Page dismissed the concerns about accreditation, saying he’d spoken with a friend at a “top twenty” business school who laughed them off. He also claimed a friend of his relative was taking a course at UNLV without having satisfied the prerequisite requirements.

But the sources said accreditation organizations do penalize universities for failure to maintain prerequisite requirements.

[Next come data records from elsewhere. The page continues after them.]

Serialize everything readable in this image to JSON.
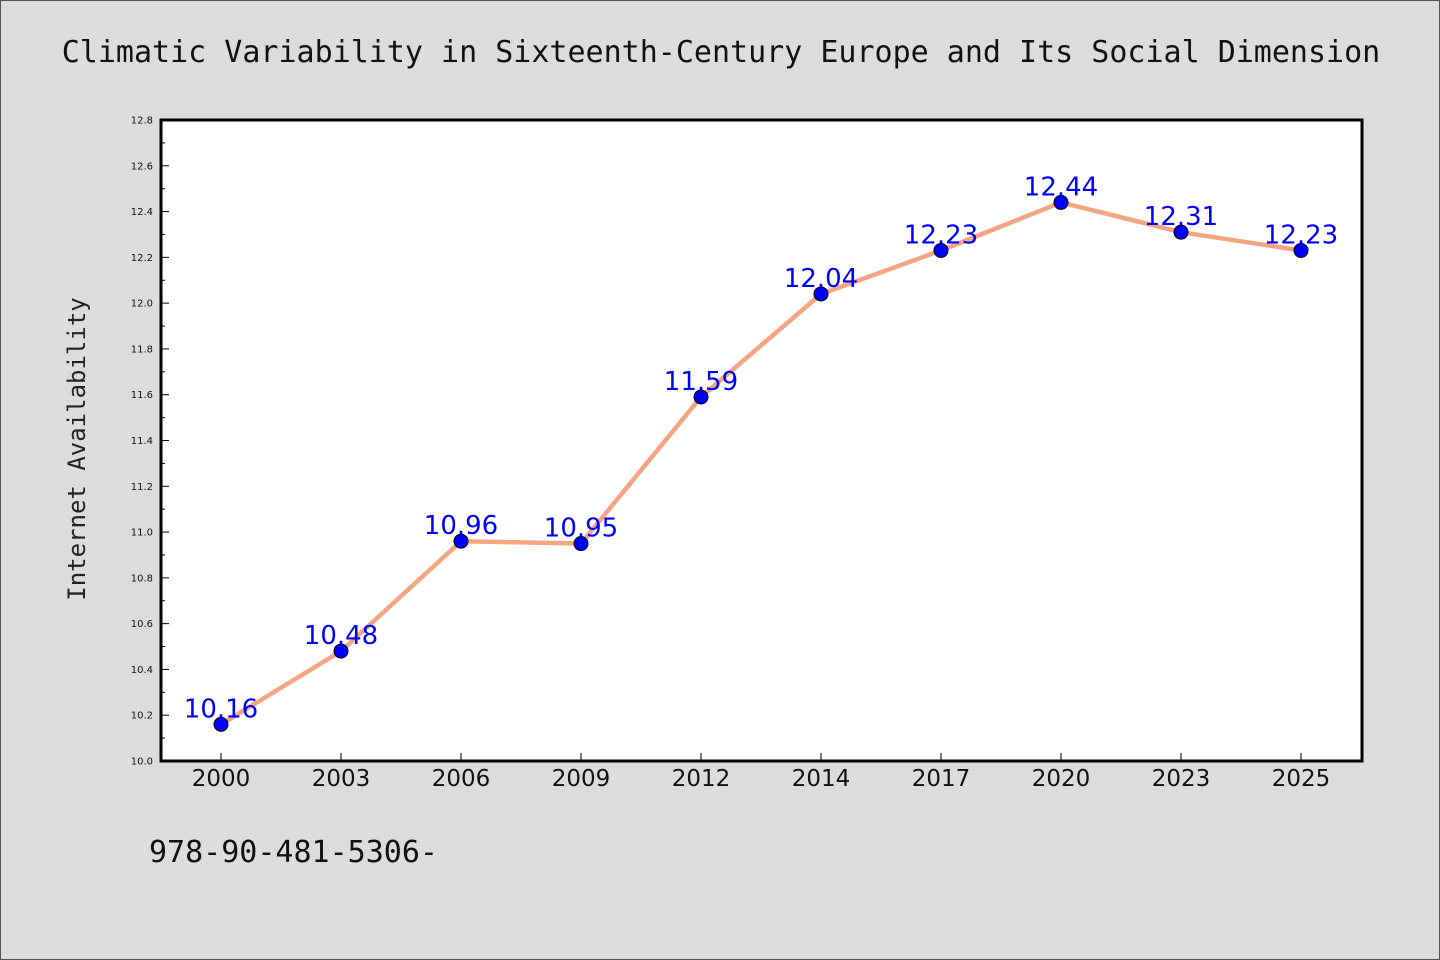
{
  "chart_data": {
    "type": "line",
    "title": "Climatic Variability in Sixteenth-Century Europe and Its Social Dimension",
    "xlabel": "",
    "ylabel": "Internet Availability",
    "categories": [
      "2000",
      "2003",
      "2006",
      "2009",
      "2012",
      "2014",
      "2017",
      "2020",
      "2023",
      "2025"
    ],
    "series": [
      {
        "values": [
          10.16,
          10.48,
          10.96,
          10.95,
          11.59,
          12.04,
          12.23,
          12.44,
          12.31,
          12.23
        ],
        "data_labels": [
          "10.16",
          "10.48",
          "10.96",
          "10.95",
          "11.59",
          "12.04",
          "12.23",
          "12.44",
          "12.31",
          "12.23"
        ],
        "line_color": "#f4a582",
        "marker_color": "#0000ff"
      }
    ],
    "ylim": [
      10.0,
      12.8
    ],
    "yticks": [
      "10.0",
      "10.2",
      "10.4",
      "10.6",
      "10.8",
      "11.0",
      "11.2",
      "11.4",
      "11.6",
      "11.8",
      "12.0",
      "12.2",
      "12.4",
      "12.6",
      "12.8"
    ],
    "grid": false,
    "legend": "none"
  },
  "footer_text": "978-90-481-5306-"
}
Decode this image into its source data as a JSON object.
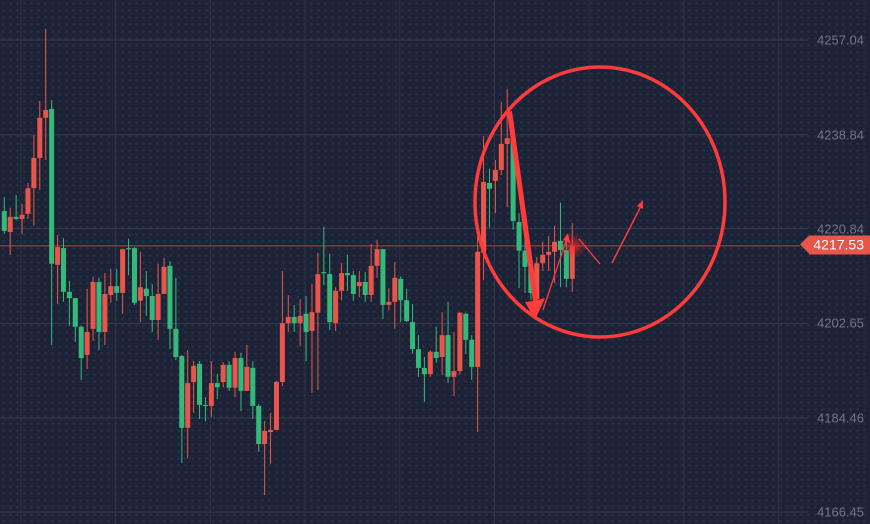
{
  "chart_data": {
    "type": "candlestick",
    "title": "",
    "y_axis": {
      "position": "right",
      "ticks": [
        4257.04,
        4238.84,
        4220.84,
        4202.65,
        4184.46,
        4166.45
      ],
      "range": [
        4166.45,
        4257.04
      ]
    },
    "grid": true,
    "colors": {
      "up": "#e8554a",
      "down": "#35b97a",
      "background": "#1d2336",
      "annotation": "#ff3b3b"
    },
    "current_price": {
      "value": 4217.53,
      "label": "4217.53"
    },
    "ohlc_order": [
      "open",
      "high",
      "low",
      "close"
    ],
    "candles": [
      [
        4224.2,
        4226.9,
        4219.9,
        4220.4
      ],
      [
        4220.2,
        4224.8,
        4215.8,
        4223.1
      ],
      [
        4223.1,
        4227.3,
        4222.5,
        4222.7
      ],
      [
        4222.7,
        4225.6,
        4219.8,
        4223.5
      ],
      [
        4223.7,
        4229.6,
        4222.7,
        4228.6
      ],
      [
        4228.6,
        4238.8,
        4221.4,
        4234.4
      ],
      [
        4234.4,
        4245.3,
        4228.3,
        4242.1
      ],
      [
        4242.1,
        4259.2,
        4234.0,
        4243.6
      ],
      [
        4243.8,
        4245.5,
        4198.5,
        4214.1
      ],
      [
        4213.9,
        4219.6,
        4206.4,
        4217.3
      ],
      [
        4217.1,
        4219.0,
        4206.8,
        4208.7
      ],
      [
        4208.7,
        4210.8,
        4202.2,
        4207.5
      ],
      [
        4207.5,
        4207.5,
        4199.1,
        4202.0
      ],
      [
        4202.0,
        4202.2,
        4191.8,
        4196.0
      ],
      [
        4196.6,
        4209.3,
        4193.9,
        4201.0
      ],
      [
        4201.6,
        4211.6,
        4199.3,
        4210.6
      ],
      [
        4210.6,
        4211.4,
        4197.5,
        4201.0
      ],
      [
        4201.0,
        4212.3,
        4198.5,
        4208.3
      ],
      [
        4208.1,
        4213.1,
        4206.6,
        4209.8
      ],
      [
        4209.8,
        4213.1,
        4207.0,
        4208.5
      ],
      [
        4208.5,
        4216.9,
        4204.5,
        4216.9
      ],
      [
        4217.1,
        4218.9,
        4211.9,
        4216.9
      ],
      [
        4217.1,
        4217.3,
        4206.2,
        4206.6
      ],
      [
        4207.0,
        4216.4,
        4202.9,
        4209.6
      ],
      [
        4209.3,
        4212.7,
        4204.1,
        4207.9
      ],
      [
        4207.9,
        4210.2,
        4201.0,
        4203.3
      ],
      [
        4203.3,
        4214.1,
        4199.5,
        4208.3
      ],
      [
        4208.3,
        4215.2,
        4208.3,
        4213.5
      ],
      [
        4213.7,
        4214.6,
        4197.7,
        4201.6
      ],
      [
        4201.6,
        4211.4,
        4195.6,
        4196.2
      ],
      [
        4196.4,
        4196.6,
        4175.9,
        4182.6
      ],
      [
        4182.6,
        4197.5,
        4176.8,
        4191.2
      ],
      [
        4191.4,
        4195.4,
        4185.5,
        4194.5
      ],
      [
        4194.9,
        4195.4,
        4184.3,
        4187.0
      ],
      [
        4187.0,
        4188.5,
        4183.9,
        4186.8
      ],
      [
        4186.8,
        4195.4,
        4184.7,
        4191.2
      ],
      [
        4191.2,
        4192.9,
        4188.1,
        4190.4
      ],
      [
        4191.4,
        4195.2,
        4190.4,
        4194.7
      ],
      [
        4194.7,
        4195.4,
        4189.7,
        4190.3
      ],
      [
        4190.3,
        4197.2,
        4188.5,
        4196.0
      ],
      [
        4196.0,
        4197.0,
        4185.8,
        4189.7
      ],
      [
        4189.7,
        4198.5,
        4189.7,
        4194.3
      ],
      [
        4194.1,
        4195.4,
        4184.3,
        4186.8
      ],
      [
        4186.8,
        4187.2,
        4178.0,
        4179.5
      ],
      [
        4179.5,
        4183.9,
        4169.7,
        4182.0
      ],
      [
        4181.8,
        4185.5,
        4175.7,
        4182.2
      ],
      [
        4182.2,
        4191.6,
        4182.2,
        4191.4
      ],
      [
        4191.4,
        4212.7,
        4190.6,
        4202.7
      ],
      [
        4202.7,
        4208.1,
        4201.0,
        4203.9
      ],
      [
        4203.9,
        4206.2,
        4201.0,
        4202.7
      ],
      [
        4202.7,
        4207.3,
        4198.3,
        4204.1
      ],
      [
        4204.5,
        4207.9,
        4195.4,
        4201.0
      ],
      [
        4201.2,
        4210.2,
        4189.3,
        4204.8
      ],
      [
        4204.7,
        4216.2,
        4189.9,
        4212.1
      ],
      [
        4212.5,
        4221.2,
        4210.0,
        4212.3
      ],
      [
        4212.1,
        4216.0,
        4201.4,
        4202.9
      ],
      [
        4202.7,
        4209.6,
        4201.2,
        4208.9
      ],
      [
        4208.9,
        4214.2,
        4207.1,
        4212.3
      ],
      [
        4212.3,
        4215.8,
        4208.9,
        4211.9
      ],
      [
        4211.9,
        4212.7,
        4207.0,
        4208.3
      ],
      [
        4209.8,
        4212.7,
        4207.7,
        4210.6
      ],
      [
        4210.6,
        4212.5,
        4206.8,
        4208.1
      ],
      [
        4208.1,
        4217.9,
        4206.8,
        4213.7
      ],
      [
        4213.7,
        4218.7,
        4211.4,
        4216.9
      ],
      [
        4216.9,
        4216.9,
        4203.5,
        4206.2
      ],
      [
        4206.2,
        4209.4,
        4205.2,
        4206.8
      ],
      [
        4206.8,
        4214.4,
        4201.6,
        4211.4
      ],
      [
        4211.2,
        4211.6,
        4202.9,
        4207.1
      ],
      [
        4207.1,
        4209.3,
        4202.9,
        4203.1
      ],
      [
        4202.9,
        4206.4,
        4196.8,
        4197.7
      ],
      [
        4197.7,
        4200.4,
        4192.4,
        4194.1
      ],
      [
        4194.1,
        4196.2,
        4187.6,
        4192.9
      ],
      [
        4192.9,
        4197.5,
        4192.4,
        4197.2
      ],
      [
        4197.2,
        4202.0,
        4195.1,
        4196.0
      ],
      [
        4196.2,
        4204.8,
        4192.8,
        4200.4
      ],
      [
        4200.4,
        4206.8,
        4191.2,
        4192.4
      ],
      [
        4192.4,
        4201.0,
        4188.7,
        4193.5
      ],
      [
        4193.5,
        4204.8,
        4192.8,
        4204.7
      ],
      [
        4204.5,
        4204.7,
        4196.8,
        4199.5
      ],
      [
        4199.5,
        4200.4,
        4191.8,
        4194.3
      ],
      [
        4194.3,
        4219.6,
        4181.8,
        4216.4
      ],
      [
        4216.2,
        4238.6,
        4211.0,
        4229.8
      ],
      [
        4229.6,
        4232.3,
        4221.0,
        4228.5
      ],
      [
        4230.0,
        4234.0,
        4223.8,
        4232.1
      ],
      [
        4232.1,
        4245.1,
        4231.1,
        4237.1
      ],
      [
        4237.1,
        4247.6,
        4225.0,
        4238.2
      ],
      [
        4238.2,
        4240.5,
        4220.6,
        4222.3
      ],
      [
        4222.1,
        4223.8,
        4209.4,
        4216.6
      ],
      [
        4216.6,
        4219.2,
        4208.5,
        4213.5
      ],
      [
        4213.5,
        4216.2,
        4207.1,
        4208.5
      ],
      [
        4207.3,
        4215.4,
        4205.8,
        4214.2
      ],
      [
        4214.2,
        4218.3,
        4212.7,
        4215.8
      ],
      [
        4215.8,
        4219.4,
        4212.7,
        4216.4
      ],
      [
        4216.4,
        4221.4,
        4210.4,
        4218.3
      ],
      [
        4218.5,
        4225.8,
        4209.6,
        4216.7
      ],
      [
        4216.7,
        4219.2,
        4209.6,
        4211.2
      ],
      [
        4211.2,
        4221.9,
        4208.7,
        4217.53
      ]
    ],
    "annotations": [
      "hand-drawn red circle around recent candles",
      "red down arrow",
      "red up arrows"
    ]
  }
}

One faculty source said Page’s request was an affront to students who have taken prerequisites — especially the significant portion of the UNLV community who are first-generation college students from working-class families.

“We have kids who are working one or two jobs to put themselves through school, and they’re playing by the rules. They’re not getting special privileges,” the source said.

The faculty sources compared the situation to the recent college admissions scandal in which more than 50 wealthy families allegedly bribed coaches and purchased forged standardized tests to get their children into elite schools. A key difference, they said, was that unlike the parents involved in the scandal, Page had decision-making authority over UNLV and was trying to use it to get special privileges under an implied threat of reprisal if the university wouldn’t play ball.

The emails also prompted questions at UNLV about whether Page’s threat to “change gears” if he didn’t get what he wanted may have had something to do with Len Jessup being forced out as president in 2018.

According to sources, Jessup backed his staff in resisting Page’s demands for the prerequisite waiver.

Reilly, who was named chancellor in June 2017 and started the job two months later, has acknowledged he was first approached about the job by Page and Trachok in the wake of a botched search in which five semifinalists dropped out and interim Chancellor John Valery White removed himself from consideration, citing a rift among the regents.

In January 2018, just five months after Reilly came aboard, Jessup received a negative performance evaluation. In April of that year, Jessup announced he was leaving the university. He’s now the president of Claremont Graduate University in California.